Organisers and owners: it’s time to talk
(by Chris Hartley, Commercial Director at LiveBuzz)
Venue operators up and down the country have something of an image problem within the industry, I believe. It’s an unfortunate situation which I think stems from a commonly held characterisation of them as being inflexible, expensive and unwilling to go the extra mile.
The problem is that I believe this to be an out-of-date – and unfair – characterisation; one which could be resolved if venue operators and event organisers simply talked a bit more often.
Call me old-fashioned but I liken the situation to talking to your bank manager (back in the day when such a thing was possible). Far from being the ogre they were sometimes painted as being, there was often much to be gained – and little to be lost – by taking the time to talk through plans, ideas and even shared ambitions.
In the context of organising an event, being prepared to open a more constructive dialogue might just help see away the following popular misconceptions:
- There’s little room for negotiation with venue owners. You’ll have to rent the whole hall and there’s no scope to create a commercial deal outside of the £-per-square-metre day rate.
- They’re not interested in helping a new event become established on the annual calendar. It’s just about shifting floor space.
- They’ll shut down negotiations the minute they feel there is a “profile issue” – i.e. that your show has even the slightest possibility of taking business away from another event on their schedule.
Let’s start with the first point. From the four years I spent working on the venues’ side, I saw plenty of organisers who held this assumption.
It’s not true. Plenty of owners will ask for reasonable minimum commitments for space an organiser wants to take, especially with launch events. Of course, they still need to make their margin but they’ll do this by looking to charge higher rates for any additional space required. The point is that there is plenty of flexibility available for even a small launch event. From experience, it’s always worth having the conversation on this point.
As for not helping a new event find its feet, that too is a misconception. Venue owners always see the value of supporting what could turn into long-term repeat business. They can offer all sorts of other incentives, such as sharing an element of risk in return for revenue-sharing options or laying on additional space, free of charge, as long as it’s used for non-commercial purposes.
In my experience, venues want new shows to succeed and will work collaboratively to help reduce the risk inherent in any new venture. Some of the early incentives they provide could result with organisers paying higher rates in the longer term – but at least that means the event survives into the longer term!

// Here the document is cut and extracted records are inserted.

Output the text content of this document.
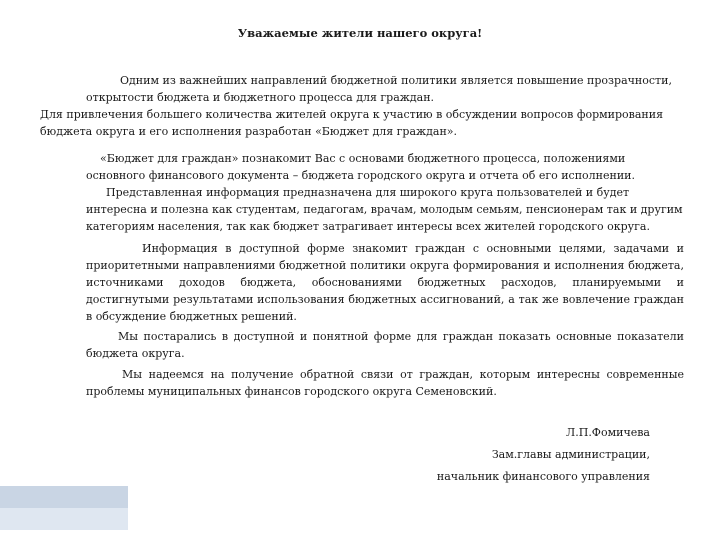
Уважаемые жители нашего округа!

Одним из важнейших направлений бюджетной политики является повышение прозрачности, открытости бюджета и бюджетного процесса для граждан.

Для привлечения большего количества жителей округа к участию в обсуждении вопросов формирования бюджета округа и его исполнения разработан «Бюджет для граждан».

«Бюджет для граждан» познакомит Вас с основами бюджетного процесса, положениями основного финансового документа – бюджета городского округа и отчета об его исполнении.

Представленная информация предназначена для широкого круга пользователей и будет интересна и полезна как студентам, педагогам, врачам, молодым семьям, пенсионерам так и другим категориям населения, так как бюджет затрагивает интересы всех жителей городского округа.

Информация в доступной форме знакомит граждан с основными целями, задачами и приоритетными направлениями бюджетной политики округа формирования и исполнения бюджета, источниками доходов бюджета, обоснованиями бюджетных расходов, планируемыми и достигнутыми результатами использования бюджетных ассигнований, а так же вовлечение граждан в обсуждение бюджетных решений.

Мы постарались в доступной и понятной форме для граждан показать основные показатели бюджета округа.

Мы надеемся на получение обратной связи от граждан, которым интересны современные проблемы муниципальных финансов городского округа Семеновский.

Л.П.Фомичева
Зам.главы администрации,
начальник финансового управления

As for the profile issue, I get the feeling that venues are now far more prepared to stand up against incumbent event organisers and to demonstrate how another, similar show coming onto their roster is not about to cannibalise the business of the existing event. More sophisticated research and a better understanding of audience sub-segments and buyer cycles has helped here.
The net result is that venues now seem far more comfortable having what could have been a very awkward conversation just a few years ago. This will likely lead to more shows which may previously have been considered as competitors both taking space at the same venue.
The other interesting point about the research which some venues are undertaking more frequently is how it can be turned to organisers’ advantage. I would suggest that any organiser looking to move to a new venue should be urging the operator to prove to them why this would be a good thing. What does their research show about the impact this would have on their existing audience, for example? And how much of a new audience will they pick up from moving to a new location?
While I would like to think that any improvements in the owner / organiser relationship would come about from both sides being more open-minded and progressive in their thinking, we cannot ignore the impact of the existing power dynamics.
The power dynamics in any industry are constantly shifting. I would suggest that in our industry, the balance of power currently resides with the event organiser, especially at the smaller end of the market where they really are spoilt for choice in terms of possible venues (this applies far less at the larger end of the market). Therefore, any organiser taking the time to forge stronger relationships with the venue owners will likely be pushing against an open door right now.
Question is – do they want to take advantage of having the whip hand in order to screw down costs or do they want to build more collaborative relationships with the venue owners?
Regardless, I think it makes good commercial sense to think of a venue operator as more than just the person who sells you some floor space. They can be so much more than that and, nowadays, I believe they want to be more than that.
It’s all about the conversation. It’s good to talk, after all. Old school assumptions and misconceptions can be left at the door though.